In the world where we can decide on the placements of our speakers with great flexibility for the audience, I wholeheartedly encourage the use of stereo speakers and mixing in stereo. The use of stereo speakers necessitates segmenting the audience into comparatively narrow segments to facilitate similar arrival times and volume levels at every seat. The most common way this is achieved is via alternating left/right/left/right speaker arrays. Half the audience will have their stereo image of the stage reversed, but I’ve never had a patron notice this. The additional flexibility in terms of space in the mix from alternating left/right is a boon to the mixer in all areas of the audience.

» Conclusion

In earlier, less visually motivated times, rooms for concerts were made narrower and deeper. Narrower and deeper rooms undoubtedly are superior for supporting a convincing stereo image over most of the audience, as the differences in arrivals between the left and right speaker arrays are less than in a wide and shallow room. Since these rooms are less common now, I feel that making space in a mono mix is an increasingly important skill.

As a FOH or monitor mixer, I encourage the motivated reader to practice mixing in mono. If you become more adept separating instruments using level, equalization, compression, or different effects in the mono context, then your mix will have that much more “room” when the PA for proper stereo panning arrives. Alternatively, for the mixer skilled at mixing in mono, consider adding a bit of panning to your mix and see if doesn’t open up your mixes even more, at least for the segment of the audience that can experience proper stereo.

Mid-Side Explained

Mid-side is a technique for re-representing the information of a stereo audio signal.

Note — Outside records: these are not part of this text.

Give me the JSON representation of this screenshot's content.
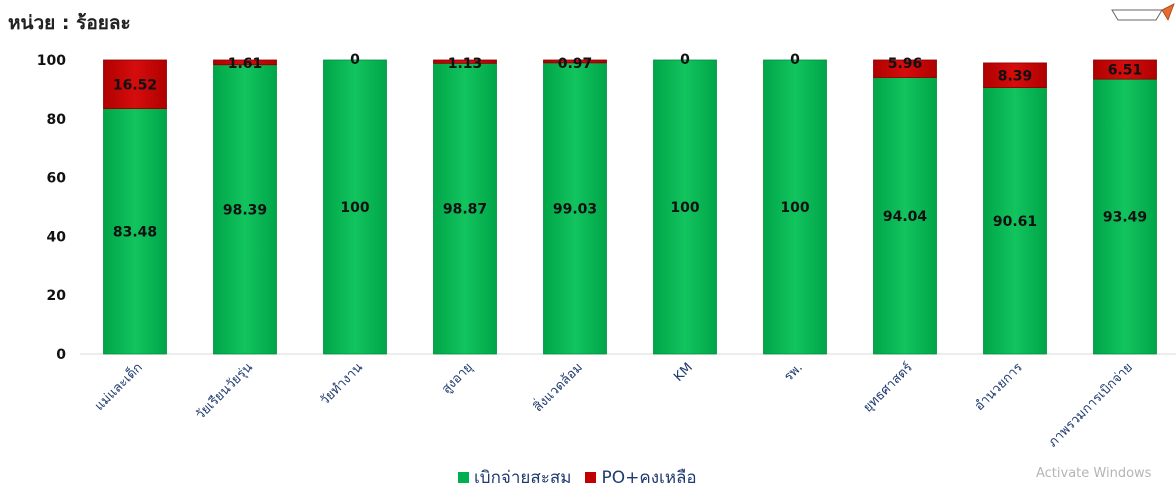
{
  "unit_label": "หน่วย : ร้อยละ",
  "watermark": "Activate Windows",
  "colors": {
    "green": "#00b050",
    "red": "#c00000"
  },
  "chart_data": {
    "type": "bar",
    "stacked": true,
    "title": "",
    "xlabel": "",
    "ylabel": "",
    "ylim": [
      0,
      100
    ],
    "yticks": [
      0,
      20,
      40,
      60,
      80,
      100
    ],
    "grid": false,
    "legend": "bottom",
    "categories": [
      "แม่และเด็ก",
      "วัยเรียนวัยรุ่น",
      "วัยทำงาน",
      "สูงอายุ",
      "สิ่งแวดล้อม",
      "KM",
      "รพ.",
      "ยุทธศาสตร์",
      "อำนวยการ",
      "ภาพรวมการเบิกจ่าย"
    ],
    "series": [
      {
        "name": "เบิกจ่ายสะสม",
        "color": "#00b050",
        "values": [
          83.48,
          98.39,
          100,
          98.87,
          99.03,
          100,
          100,
          94.04,
          90.61,
          93.49
        ],
        "labels": [
          "83.48",
          "98.39",
          "100",
          "98.87",
          "99.03",
          "100",
          "100",
          "94.04",
          "90.61",
          "93.49"
        ]
      },
      {
        "name": "PO+คงเหลือ",
        "color": "#c00000",
        "values": [
          16.52,
          1.61,
          0,
          1.13,
          0.97,
          0,
          0,
          5.96,
          8.39,
          6.51
        ],
        "labels": [
          "16.52",
          "1.61",
          "0",
          "1.13",
          "0.97",
          "0",
          "0",
          "5.96",
          "8.39",
          "6.51"
        ]
      }
    ]
  }
}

The “mid” channel is derived by:

Mid = A(Left + Right)

Where “A” is a constant that compensates for the change in volume of the summed left and right signals.

In similar fashion, the side channel is derived by:

Side = (Left - Right)

A little bit of algebra shows that the left and right channels can be extracted back from the mid and side by either adding or subtracting the two channels from each other.

Mid-side is popular in the recording studio context, and is used in some lossy compression schemes. It is also used in mastering, because one can use compression with different attack and release on the mid channel versus the side channel. Because modern pop music typically has more percussive material in the mid channel, tailoring the attack and release for the mid channel separate from the side is often effective.

Delay Panning

When stuck in an environment where one cannot pan the level of sources, because the stereo image would collapse, another technique that can be effective is delay panning. In delay panning, the source is delayed, typically between 8 and 20 milliseconds (ms), in the channel where the panning is desired.

So, rather than turning down the guitar in either the left or right channel, we instead draw their localization image left or right using a little bit of delay in the appropriate channel. For people in the center of the audience, who can clearly hear both speaker arrays, the delay will manifest for them as changing the localization direction of the source.

For people outside the coverage area of both loudspeakers, they will still hear all the sources at the same level, but certain sources will have a small amount of delay on them in the mix. Generally this delay is not readily audible, and certainly less so than a source missing from the mix entirely, due to level panning.

Implementing delay panning on a modern digital console is usually an achievable process, but this author is not aware of any digital console manufacturers who have implemented delay panning as a native mode inside their digital offerings.